Reports from the Obama Administration have suggested that information has been stolen from almost 4 million people in a breach of federal computer networks, one of the largest government data thefts in history. The breach occurred in the Office of Personnel Management which is responsible for security clearances and U.S government employee records.

The breach was detected by the Department of Homeland Security through a system known as Einstein and the F.B.I are conducting investigations in to exactly how and why this breach occurred. It comes in the midst of efforts by the U.S government to improve their data security, following attacks on both the DHS and IRS networks which resulted in thousands of taxpayers' data being compromised. This recent attack has prompted calls for an overhaul and improvement of the current U.S data security system.
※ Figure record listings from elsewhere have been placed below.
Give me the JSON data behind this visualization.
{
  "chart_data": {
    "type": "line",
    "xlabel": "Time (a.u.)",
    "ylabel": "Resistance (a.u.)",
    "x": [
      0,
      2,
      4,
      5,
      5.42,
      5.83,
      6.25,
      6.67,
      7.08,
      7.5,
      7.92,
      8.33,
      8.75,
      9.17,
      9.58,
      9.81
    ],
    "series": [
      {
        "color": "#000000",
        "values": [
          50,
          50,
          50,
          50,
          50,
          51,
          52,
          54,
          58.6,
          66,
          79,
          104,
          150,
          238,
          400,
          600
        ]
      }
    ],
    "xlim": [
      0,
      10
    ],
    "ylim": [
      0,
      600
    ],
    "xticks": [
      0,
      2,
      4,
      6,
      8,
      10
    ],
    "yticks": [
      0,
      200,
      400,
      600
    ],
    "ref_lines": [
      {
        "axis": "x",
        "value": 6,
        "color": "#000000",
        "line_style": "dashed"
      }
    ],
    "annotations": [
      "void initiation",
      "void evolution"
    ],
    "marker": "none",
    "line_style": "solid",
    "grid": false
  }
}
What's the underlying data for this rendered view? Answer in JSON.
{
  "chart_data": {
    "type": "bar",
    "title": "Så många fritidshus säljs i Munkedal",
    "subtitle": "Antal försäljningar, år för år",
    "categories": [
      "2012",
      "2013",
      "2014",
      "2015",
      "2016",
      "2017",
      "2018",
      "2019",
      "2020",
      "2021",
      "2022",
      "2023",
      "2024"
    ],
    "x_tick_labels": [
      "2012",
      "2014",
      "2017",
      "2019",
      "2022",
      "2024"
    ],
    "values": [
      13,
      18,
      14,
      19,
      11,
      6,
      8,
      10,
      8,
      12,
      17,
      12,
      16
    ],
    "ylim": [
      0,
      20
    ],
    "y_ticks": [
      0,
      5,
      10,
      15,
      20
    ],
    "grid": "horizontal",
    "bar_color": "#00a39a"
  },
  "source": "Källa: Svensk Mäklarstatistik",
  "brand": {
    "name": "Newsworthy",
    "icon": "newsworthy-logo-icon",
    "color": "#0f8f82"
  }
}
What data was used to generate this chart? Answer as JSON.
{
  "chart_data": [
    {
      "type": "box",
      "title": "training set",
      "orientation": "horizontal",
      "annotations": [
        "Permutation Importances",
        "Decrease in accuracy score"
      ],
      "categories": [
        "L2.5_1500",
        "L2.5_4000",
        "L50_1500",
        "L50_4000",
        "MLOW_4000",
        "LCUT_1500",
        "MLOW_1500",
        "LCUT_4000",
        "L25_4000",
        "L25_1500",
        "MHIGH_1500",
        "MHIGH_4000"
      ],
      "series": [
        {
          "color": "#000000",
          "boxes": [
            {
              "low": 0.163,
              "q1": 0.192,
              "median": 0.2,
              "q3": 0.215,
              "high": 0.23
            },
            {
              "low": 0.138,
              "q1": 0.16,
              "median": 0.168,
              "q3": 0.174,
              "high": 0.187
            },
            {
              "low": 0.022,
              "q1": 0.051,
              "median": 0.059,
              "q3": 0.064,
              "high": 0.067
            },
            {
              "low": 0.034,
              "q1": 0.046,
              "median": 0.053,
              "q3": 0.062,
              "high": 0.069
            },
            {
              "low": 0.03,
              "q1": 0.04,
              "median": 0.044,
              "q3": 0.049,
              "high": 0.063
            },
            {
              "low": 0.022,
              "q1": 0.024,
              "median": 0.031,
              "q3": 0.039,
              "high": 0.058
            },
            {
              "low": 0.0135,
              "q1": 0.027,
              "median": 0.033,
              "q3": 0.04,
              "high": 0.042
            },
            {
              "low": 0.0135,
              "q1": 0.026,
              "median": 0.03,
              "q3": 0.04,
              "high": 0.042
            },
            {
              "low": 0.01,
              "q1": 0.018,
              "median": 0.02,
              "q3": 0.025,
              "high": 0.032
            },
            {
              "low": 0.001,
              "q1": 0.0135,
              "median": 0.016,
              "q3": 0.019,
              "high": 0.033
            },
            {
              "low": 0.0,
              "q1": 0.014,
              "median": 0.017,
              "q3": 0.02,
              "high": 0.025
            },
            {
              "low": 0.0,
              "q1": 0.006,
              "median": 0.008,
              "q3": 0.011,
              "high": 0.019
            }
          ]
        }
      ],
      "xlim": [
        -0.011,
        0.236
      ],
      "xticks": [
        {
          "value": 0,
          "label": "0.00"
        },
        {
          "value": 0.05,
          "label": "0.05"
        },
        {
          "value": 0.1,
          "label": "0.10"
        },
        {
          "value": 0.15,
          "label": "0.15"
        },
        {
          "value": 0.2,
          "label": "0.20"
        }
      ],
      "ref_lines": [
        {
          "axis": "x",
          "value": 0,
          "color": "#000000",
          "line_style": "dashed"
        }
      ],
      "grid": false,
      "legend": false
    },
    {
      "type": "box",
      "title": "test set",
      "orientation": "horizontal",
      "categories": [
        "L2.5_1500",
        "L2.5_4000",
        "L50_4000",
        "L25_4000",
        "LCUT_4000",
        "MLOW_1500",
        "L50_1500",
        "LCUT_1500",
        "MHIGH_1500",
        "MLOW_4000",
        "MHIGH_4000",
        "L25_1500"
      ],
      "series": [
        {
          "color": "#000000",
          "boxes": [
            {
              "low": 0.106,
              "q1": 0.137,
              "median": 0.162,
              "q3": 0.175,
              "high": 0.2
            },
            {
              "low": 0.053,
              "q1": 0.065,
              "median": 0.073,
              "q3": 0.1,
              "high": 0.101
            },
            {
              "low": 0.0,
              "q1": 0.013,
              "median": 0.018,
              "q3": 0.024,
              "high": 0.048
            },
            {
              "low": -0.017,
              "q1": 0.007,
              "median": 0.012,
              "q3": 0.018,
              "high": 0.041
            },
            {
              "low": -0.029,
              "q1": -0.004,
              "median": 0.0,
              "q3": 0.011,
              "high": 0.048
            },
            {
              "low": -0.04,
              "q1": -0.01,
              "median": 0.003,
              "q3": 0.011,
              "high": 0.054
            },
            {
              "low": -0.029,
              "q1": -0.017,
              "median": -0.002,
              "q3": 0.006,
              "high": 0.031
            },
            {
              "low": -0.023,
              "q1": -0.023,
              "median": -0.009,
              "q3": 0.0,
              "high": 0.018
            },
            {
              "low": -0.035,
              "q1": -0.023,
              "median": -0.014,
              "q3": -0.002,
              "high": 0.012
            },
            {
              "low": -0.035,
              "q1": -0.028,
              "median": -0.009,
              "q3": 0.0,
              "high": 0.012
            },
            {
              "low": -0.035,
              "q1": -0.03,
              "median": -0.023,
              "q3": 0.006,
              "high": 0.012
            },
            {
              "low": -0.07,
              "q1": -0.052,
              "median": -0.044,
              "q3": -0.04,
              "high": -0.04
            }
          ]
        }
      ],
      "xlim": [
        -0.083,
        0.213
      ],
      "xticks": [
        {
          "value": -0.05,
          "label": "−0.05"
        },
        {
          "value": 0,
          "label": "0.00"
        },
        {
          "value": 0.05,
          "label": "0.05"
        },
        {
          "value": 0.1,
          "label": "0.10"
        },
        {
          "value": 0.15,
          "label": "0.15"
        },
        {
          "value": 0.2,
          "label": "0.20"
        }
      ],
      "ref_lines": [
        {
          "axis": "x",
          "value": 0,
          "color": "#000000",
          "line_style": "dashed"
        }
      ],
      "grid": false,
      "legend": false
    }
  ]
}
Following the indictment of 5 Chinese military officers accused of cyber-espionage, Obama approved a new sanctions' programme which came in to effect in April 2015. The Secretary of the Treasury is now empowered to sanction individuals and groups who attempt to threaten national security, economic stability or foreign policy through cyber hacking. The extent to which the sanctions will be enforced remains to be seen, although it is believed that they will allow the U.S Treasury Secretary in coordination with the Attorney General and Secretary of State to freeze assets and impose prison sentences on those believed to be involved in cyber hacking. The broad reach of the sanctions will also apply to the disclosure or use of secret information in the knowledge that it was stolen through cyber-enabled means or assisting others in conducting cyber hacking. Although the sanctions only apply to cyber hacking of U.S systems, it is believed that it will have a deterrent value in the global market by isolating those who engage in cyber-crime. As cyber hacking becomes increasingly more sophisticated, it poses new challenges to those entrusted with the security of confidential information and reaffirms that cybersecurity must continue to be a top priority.